Jerome Oberreit, head of the charity organization, known by its French acronym as the MSF, said on Saturday that by closing their borders to Syria, neighbors are denying the war-affected people a major lifeline in the time of the conflict.

“We need to ensure that the border between Syria and other neighboring countries remains open. It is a lifeline and people should have the right to flee conflicts,” Oberreit said, slamming ideas such as setting up safe zones inside Syria as it could lead to more fatalities in border regions.

The remarks came after 28 people, all of them civilians, were killed in an attack on a camp of displaced Syrians in Idlib Province near the Turkish border. Turkey has closed the frontier, saying it can no longer afford more refugees into its territory.

Millions have been displaced as a result of more than five years of deadly turmoil in Syria. Many have already been settled across the border in countries such as Turkey, Lebanon and Jordan. The three neighbors continue introducing strict restrictions at border checkpoints.

Syrian refugees stuck between the Jordanian and Syrian borders waiting to cross into Jordan, walk at a camp, after a group of them crossed into the Jordanian territory at the Hadalat area, east of the capital, Amman, May 4, 2016.
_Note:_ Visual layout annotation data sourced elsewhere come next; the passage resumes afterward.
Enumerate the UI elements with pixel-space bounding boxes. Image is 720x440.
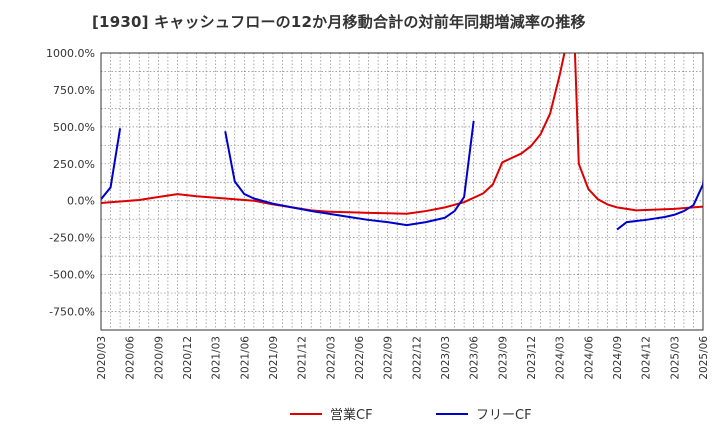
legend-free-cf-label: フリーCF — [476, 408, 532, 423]
series-line-operating-cf — [101, 53, 566, 215]
series-line-operating-cf — [573, 53, 703, 212]
x-tick-label: 2021/12 — [297, 336, 309, 380]
legend: 営業CF フリーCF — [290, 407, 532, 423]
x-tick-label: 2024/12 — [641, 336, 653, 380]
x-tick-label: 2023/06 — [469, 336, 481, 380]
x-tick-label: 2024/06 — [583, 336, 595, 380]
chart-title: [1930] キャッシュフローの12か月移動合計の対前年同期増減率の推移 — [92, 13, 586, 31]
legend-operating-cf-label: 営業CF — [330, 407, 373, 423]
gridlines — [101, 53, 703, 330]
y-tick-label: -500.0% — [49, 269, 95, 282]
x-tick-label: 2025/06 — [698, 336, 710, 380]
x-tick-label: 2024/03 — [555, 336, 567, 380]
x-axis: 2020/03 2020/06 2020/09 2020/12 2021/03 2021/… — [96, 336, 710, 380]
y-tick-label: 250.0% — [53, 158, 95, 171]
x-tick-label: 2020/06 — [125, 336, 137, 380]
series-layer — [101, 53, 703, 231]
series-line-free-cf — [616, 173, 703, 231]
y-axis: 1000.0% 750.0% 500.0% 250.0% 0.0% -250.0% -500… — [46, 47, 95, 319]
x-tick-label: 2021/09 — [268, 336, 280, 380]
x-tick-label: 2020/12 — [182, 336, 194, 380]
y-tick-label: 0.0% — [67, 195, 95, 208]
x-tick-label: 2023/09 — [497, 336, 509, 380]
x-tick-label: 2022/03 — [325, 336, 337, 380]
x-tick-label: 2023/03 — [440, 336, 452, 380]
plot-frame — [100, 52, 704, 331]
x-tick-label: 2023/12 — [526, 336, 538, 380]
y-tick-label: 1000.0% — [46, 47, 95, 60]
x-tick-label: 2020/03 — [96, 336, 108, 380]
x-tick-label: 2024/09 — [612, 336, 624, 380]
x-tick-label: 2022/12 — [411, 336, 423, 380]
y-tick-label: -250.0% — [49, 232, 95, 245]
series-line-free-cf — [101, 128, 122, 200]
x-tick-label: 2025/03 — [669, 336, 681, 380]
x-tick-label: 2021/06 — [239, 336, 251, 380]
x-tick-label: 2022/09 — [383, 336, 395, 380]
x-tick-label: 2021/03 — [211, 336, 223, 380]
series-line-free-cf — [224, 120, 475, 227]
y-tick-label: 750.0% — [53, 84, 95, 97]
x-tick-label: 2022/06 — [354, 336, 366, 380]
y-tick-label: -750.0% — [49, 306, 95, 319]
y-tick-label: 500.0% — [53, 121, 95, 134]
x-tick-label: 2020/09 — [153, 336, 165, 380]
The MSF chief also lamented the dire situation of its hospitals and staff in Syria, saying dozens of its facilities have been targeted by air and rocket attacks over the past months.

“We are working in a very extreme environment and unfortunately a lot of other structures have been hit that are totally unnoticed,” Oberreit stated.

The remarks came a week after one of the MSF hospitals in Aleppo was demolished by airstrikes. The MSF says at least 55 people were killed in the incident which happened in Al-Quds health facility on April 28.